CFM17105 - Stock loans: anti-avoidance - deemed manufactured payments to lender where there is no provision for borrower to make payments representing dividends or interest income to lender


Anti-avoidance provisions for when the return is paid to the lender in a non-taxable form.

Stock loans enable dividend or interest income to be switched from the lender, who would otherwise receive it, to the borrower. An obvious opportunity for avoidance is to put a security in someone’s hands over a dividend date and to avoid the manufactured payments legislation (CFM17305) by ensuring the return is made to the lender in a different non-taxable form. ICTA88/S736B was enacted to prevent this by deeming a manufactured payment to be made to the lender where none is made in reality.

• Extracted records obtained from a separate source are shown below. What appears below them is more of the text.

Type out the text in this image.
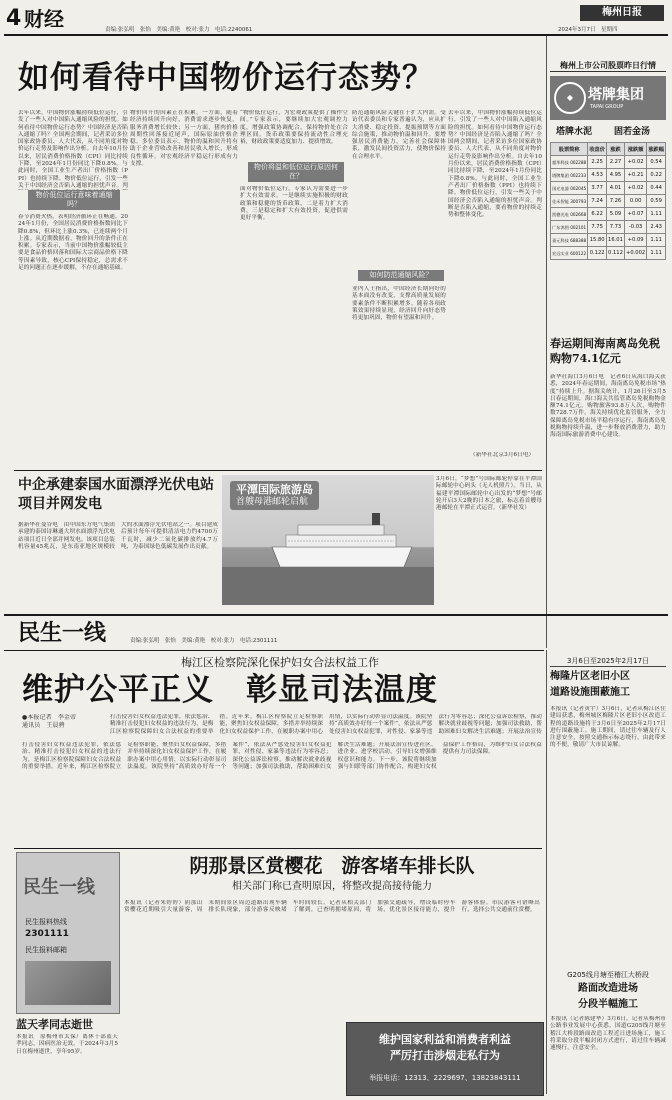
4 财经	责编:张弘明　张怡　美编:黄艳　校对:张力　电话:2240061
梅州日报
2024年3月7日　星期四
如何看待中国物价运行态势？
去年以来，中国物价涨幅持续低位运行，引发了一些人对中国陷入通缩风险的担忧。如何看待中国物价运行态势？中国经济是否陷入通缩了吗？全国两会期间，记者采访多位国家政协委员、人大代表，从不同角度对物价运行走势及影响作出分析。自去年10月份以来，居民消费价格指数（CPI）同比持续下降，至2024年1月份同比下降0.8%。与此同时，全国工业生产者出厂价格指数（PPI）也持续下降。物价低位运行，引发一些关于中国经济会否陷入通缩的担忧声音。判
物价低位运行意味着通缩吗？
春节消费火热，表明经济循环正在畅通。2024年1月份，全国居民消费价格指数同比下降0.8%，但环比上涨0.3%，已连续两个月上涨。从近期数据看，物价回升的条件正在积累。专家表示，当前中国物价涨幅较低主要是食品价格回落和国际大宗商品价格下降等因素导致，核心CPI保持稳定，总需求不足的问题正在逐步缓解，不存在通缩基础。
物价回升的因素正在积累。一方面，随着经济持续回升向好，消费需求逐步恢复，服务消费增长较快；另一方面，猪肉价格周期性回落接近尾声，国际原油价格企稳。多位委员表示，物价的温和回升将有助于企业营收改善和居民收入增长，形成良性循环，对宏观经济平稳运行形成有力支撑。
“物价低位运行，为宏观政策提供了操作空间。”专家表示，要继续加大宏观调控力度，增强政策协调配合，保持物价处在合理区间。货币政策要保持流动性合理充裕，财政政策要适度加力、提质增效。
物价将温和低位运行原因何在？
面对物价低位运行，专家认为需要进一步扩大有效需求。一是继续实施积极的财政政策和稳健的货币政策，二是着力扩大消费，三是稳定和扩大有效投资，促进供需更好平衡。
防范通缩风险关键在于扩大内需。受访代表委员和专家普遍认为，应从扩大消费、稳定投资、提振预期等方面综合施策，推动物价温和回升。要增强居民消费能力，完善社会保障体系，激发民间投资活力，使物价保持在合理水平。
如何防范通缩风险？
业内人士指出，中国经济长期向好的基本面没有改变，支撑高质量发展的要素条件不断积累增多。随着各项政策效果持续显现，经济回升向好态势将更加巩固，物价有望温和回升。
去年以来，中国物价涨幅持续低位运行，引发了一些人对中国陷入通缩风险的担忧。如何看待中国物价运行态势？中国经济是否陷入通缩了吗？全国两会期间，记者采访多位国家政协委员、人大代表，从不同角度对物价运行走势及影响作出分析。自去年10月份以来，居民消费价格指数（CPI）同比持续下降，至2024年1月份同比下降0.8%。与此同时，全国工业生产者出厂价格指数（PPI）也持续下降。物价低位运行，引发一些关于中国经济会否陷入通缩的担忧声音。判断是否陷入通缩，要看物价的持续走势和整体变化。
（新华社北京3月6日电）
梅州上市公司股票昨日行情
◆	塔牌集团
TAPAI GROUP
塔牌水泥 固若金汤
股票简称	收盘价	涨跌	涨跌额	涨跌幅
超华科技 002288	2.25	2.27	+0.02	0.54
塔牌集团 002233	4.53	4.95	+0.21	0.22
国光电器 002045	3.77	4.01	+0.02	0.44
佳禾智能 300793	7.24	7.26	0.00	0.59
凯德光电 002668	6.22	5.09	+0.07	1.11
广东鸿图 002101	7.75	7.73	-0.03	2.43
嘉元科技 688388	15.80	16.01	+0.09	1.11
宏远实业 600122	0.122	0.112	+0.002	1.11
春运期间海南离岛免税购物74.1亿元
新华社海口3月6日电　记者6日从海口海关获悉，2024年春运期间，海南离岛免税市场“热度”持续上升。据海关统计，1月26日至3月5日春运期间，海口海关共监管离岛免税购物金额74.1亿元，购物旅客93.8万人次，购物件数728.7万件。海关持续优化监管服务，全力保障离岛免税市场平稳有序运行，海南离岛免税购物持续升温，进一步释放消费潜力，助力海南国际旅游消费中心建设。
中企承建泰国水面漂浮光伏电站项目并网发电
据新华社曼谷电　由中国东方电气集团承建的泰国诗琳通大坝水面漂浮光伏电站项目近日全部并网发电。该项目总装机容量45兆瓦，是东南亚地区规模较大的水面漂浮光伏电站之一。项目建成后预计每年可提供清洁电力约4700万千瓦时，减少二氧化碳排放约4.7万吨，为泰国绿色低碳发展作出贡献。
平潭国际旅游岛
首艘母港邮轮启航
3月6日，“梦想”号国际邮轮停靠在平潭国际邮轮中心码头（无人机照片）。当日，从福建平潭国际邮轮中心出发的“梦想”号邮轮开启3天2晚的日本之旅，标志着首艘母港邮轮在平潭正式运营。（新华社发）
民生一线	责编:张弘明　张怡　美编:黄艳　校对:张力　电话:2301111
梅江区检察院深化保护妇女合法权益工作
维护公平正义　彰显司法温度
●本报记者　李金帝
通讯员　王晨骋
打击侵害妇女权益违法犯罪，依法惩治、精准打击侵犯妇女权益的违法行为，是梅江区检察院保障妇女合法权益的重要举措。近年来，梅江区检察院立足检察职能，聚焦妇女权益保障，多措并举持续深化妇女权益保护工作，在履职办案中用心用情，以实际行动彰显司法温度。该院坚持“高质效办好每一个案件”，依法从严惩处侵害妇女权益犯罪，对性侵、家暴等违法行为零容忍；深化公益诉讼检察，推动解决就业歧视等问题；加强司法救助，帮助困难妇女解决生活难题；开展法治宣传进社区、进企业、进学校活动，引导妇女增强维权意识和能力。下一步，该院将继续加强与妇联等部门协作配合，构建妇女权益保护工作格局，为维护妇女合法权益提供有力司法保障。
打击侵害妇女权益违法犯罪，依法惩治、精准打击侵犯妇女权益的违法行为，是梅江区检察院保障妇女合法权益的重要举措。近年来，梅江区检察院立足检察职能，聚焦妇女权益保障，多措并举持续深化妇女权益保护工作，在履职办案中用心用情，以实际行动彰显司法温度。该院坚持“高质效办好每一个案件”，依法从严惩处侵害妇女权益犯罪，对性侵、家暴等违法行为零容忍；深化公益诉讼检察，推动解决就业歧视等问题；加强司法救助，帮助困难妇女解决生活难题；开展法治宣传
3月6日至2025年2月17日
梅隆片区老旧小区
道路设施围蔽施工
本报讯（记者黄宇）3月6日，记者从梅江区住建局获悉，梅州城区梅隆片区老旧小区改造工程的道路设施将于3月6日至2025年2月17日进行围蔽施工。施工期间，请过往车辆及行人注意安全，按照交通指示标志绕行，由此带来的不便，敬请广大市民谅解。
G205线月塘至稽江大桥段
路面改造进场
分段半幅施工
本报讯（记者陈建华）3月6日，记者从梅州市公路事业发展中心获悉，国道G205线月塘至稽江大桥段路面改造工程近日进场施工，施工将采取分段半幅封闭方式进行，请过往车辆减速慢行，注意安全。
阴那景区赏樱花　游客堵车排长队
相关部门称已查明原因，将整改提高接待能力
本报讯（记者朱婷婷）阴那山赏樱花近期吸引大量游客，周末期间景区周边道路出现车辆排长队现象，部分游客反映堵车时间较长。记者从相关部门了解到，已查明拥堵原因，将加强交通疏导，增设临时停车场，优化景区接待能力，提升游客体验。市民游客可错峰出行，选择公共交通前往赏樱。
民生一线
民生报料热线
2301111
民生报料邮箱
蓝天孝同志逝世
本报讯　原梅州市太保厂离休干部蓝天孝同志，因病医治无效，于2024年3月5日在梅州逝世，享年95岁。
维护国家利益和消费者利益
严厉打击涉烟走私行为
举报电话：12313、2229697、13823843111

For income tax purposes for 2007-08 and later tax years ICTA/S736B is re-written as ITA07/S596.

It provides that where:

  • dividend or interest income is received by someone other than the lender of the security as a consequence of the stock lending arrangement, and
  • there is no provision for securing that the lender receives payments representative of the dividend or interest,

then for the purposes of the manufactured payments legislation the borrower is deemed to have paid a manufactured payment to the lender on the date when the real dividend or interest was paid.

The result is that the lender of the securities is still treated as receiving the interest or dividend that it would have received if the stock loan had not taken place. Payments treated as made after 2 October 2000 do not entitle the borrower to any deduction for the deemed manufactured payment in computing its profits or total income.